Demikian dengan gadis kecil bertubuh gendut yang sedang tidak mengunyah sesuatu, meminta ijin untuk pulang kepada teman-temannya, "Shikadai, Inojin aku pulang dulu ya!"

"Bersenang-senanglah, Chocou," Balas Inojin. Ia akan pulang juga melihat Sai sudah menunggunya di gerbang Akademi.

Belum mengucapkan apa-apa, Shikadai sudah mengangguk paham. "Bersenang-senanglah," ujarnya berusaha tersenyum meski ia merasa sedikit errr… kecewa?

Pria kecil berkulit pucat itu tersenyum manis, dibalas lambaian tangan Shikadai.

Akhirnya, sepi juga. Pria kecil berambut hitam itu menghembuskan napasnya dengan amat berat berharap tiupan angin dapat menghilangkan perasaannya bersama dengan apa yang barusan ia hembuskan. Ia menarik napas panjang barangkali mendapat semangat baru dan berniat berjalan pulang. Tetapi sesuatu di kakinya menahan ia untuk melangkah, seperti berton berat beban terikat di pergelangan kakinya, akhirnya ia menyerah dengan menyenderkan punggungnya di pembatas.

Siapa beban berton itu? Bisa dibilang itu adalah perandaian untuk Shikamaru Nara-Ayahnya, yang telah berjanji untuk datang sore ini menjemputnya untuk sama-sama merayakan hari Ibu. Nyatanya, ia berbohong. Apapun alasan pria itu mengenai tugasnya, ia tetap saja mengingkari janjinya.

Shikadai bukan anak kecil lagi yang akan menangis jika tidak mendapat apa yang ia ingini, dia adalah Genin sekarang, bahkan kebanyakan guru menjanjikan promosi Chuunin jika saja Shikadai tidak menolak dan memilih untuk bersantai-santai. Apalah itu, anak ini sekarang sangat tidak senang.

"Shikadai," namanya dilantunkan oleh seseorang, ia menoleh. Wajahnya terangkat dengan ekspresi malas yang mungkin ia buat-buat untuk menutupi kekecewaannya. "Kau belum pulang?"

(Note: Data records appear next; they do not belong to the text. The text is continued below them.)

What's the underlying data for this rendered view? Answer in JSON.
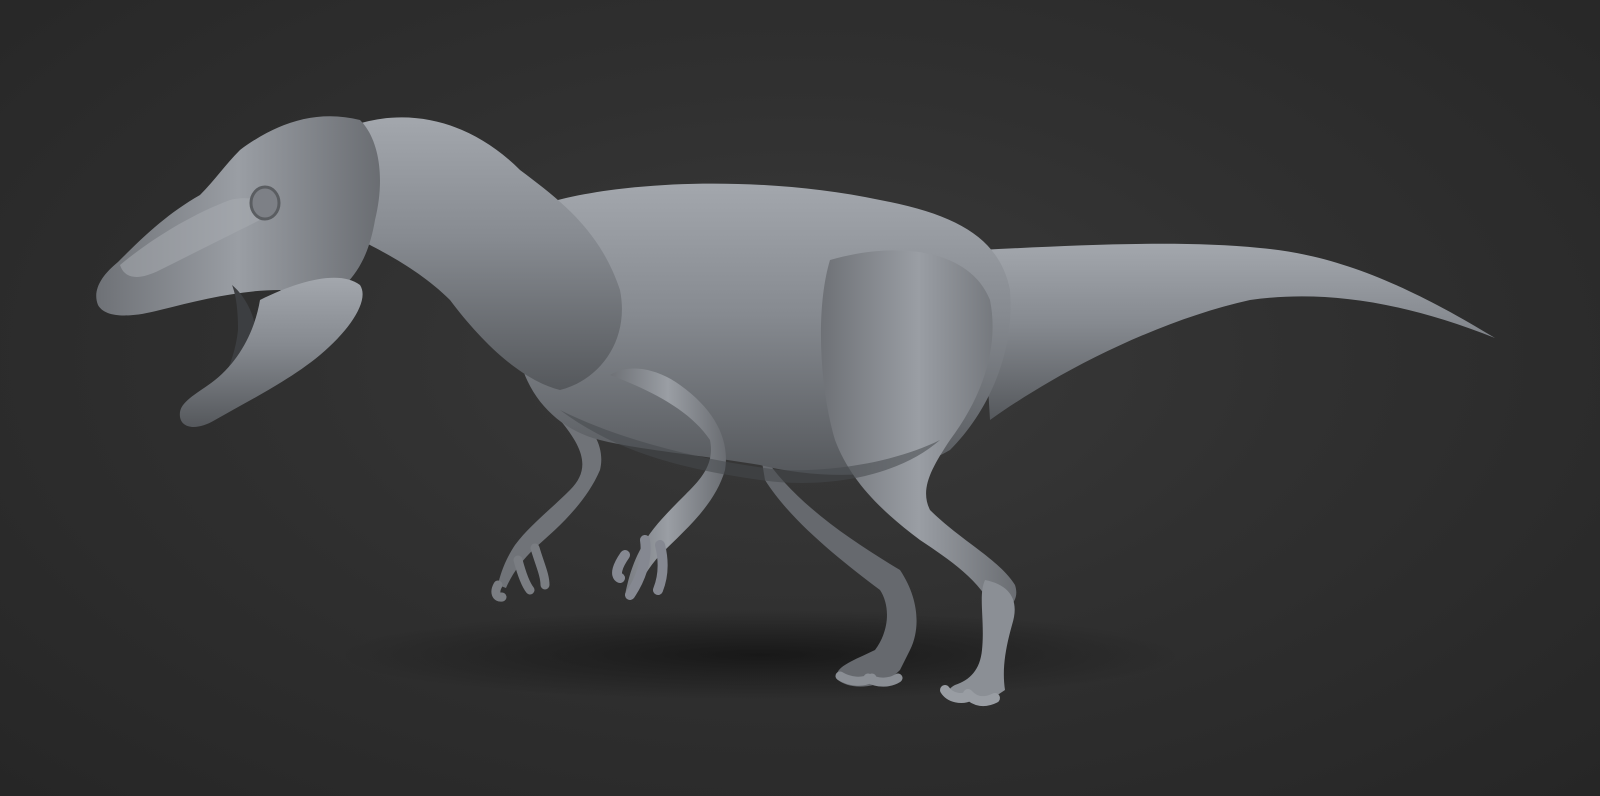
{
  "scene": {
    "subject_icon": "dinosaur-sculpt-icon",
    "colors": {
      "background_center": "#3a3a3a",
      "background_edge": "#262626",
      "clay_base": "#7c7f84",
      "clay_light": "#a3a7ad",
      "clay_dark": "#4a4c50",
      "shadow": "#1c1c1c"
    }
  }
}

Menurunkan satu kakinya yang ia buat sebagai penyangga, Shikadai menjawab, "Mitsuki," katanya dengan menggantung kalimatnya untuk duduk di sebelah Mitsuki yang dengan cepat mendudukan dirinya di dekat Shikamaru. "Sebentar lagi mungkin, kau tidak pulang?"

"Ya, aku ingin bertanya sesuatu padamu, Shikadai-" temannya itu mengangguk, maka Mitsuki melanjutkan, "-kenapa kau sepertinya tidak ingin merayakan hari Ibu?"

Pria kecil itu terkekeh, ia mengadahkan kepalanya ke atas menatap langit oranye dengan banyak burung terbang berpulang ke rumahnya. "Aku sudah tahu sedari tadi kau memerhatikan aku, Mitsuki." Jawabnya. Khas Ayahnya-atau memang semua pemuda Nara, Shikadai menutup matanya, menyembunyikan kedua Jambrud itu ketika angin mengusap pipinya. "Sudah kuduga pula kau akan bertanya,"

Mitsuki tersenyum. "Jadi kau tahu apa yang akan kukatakan setelah ini?"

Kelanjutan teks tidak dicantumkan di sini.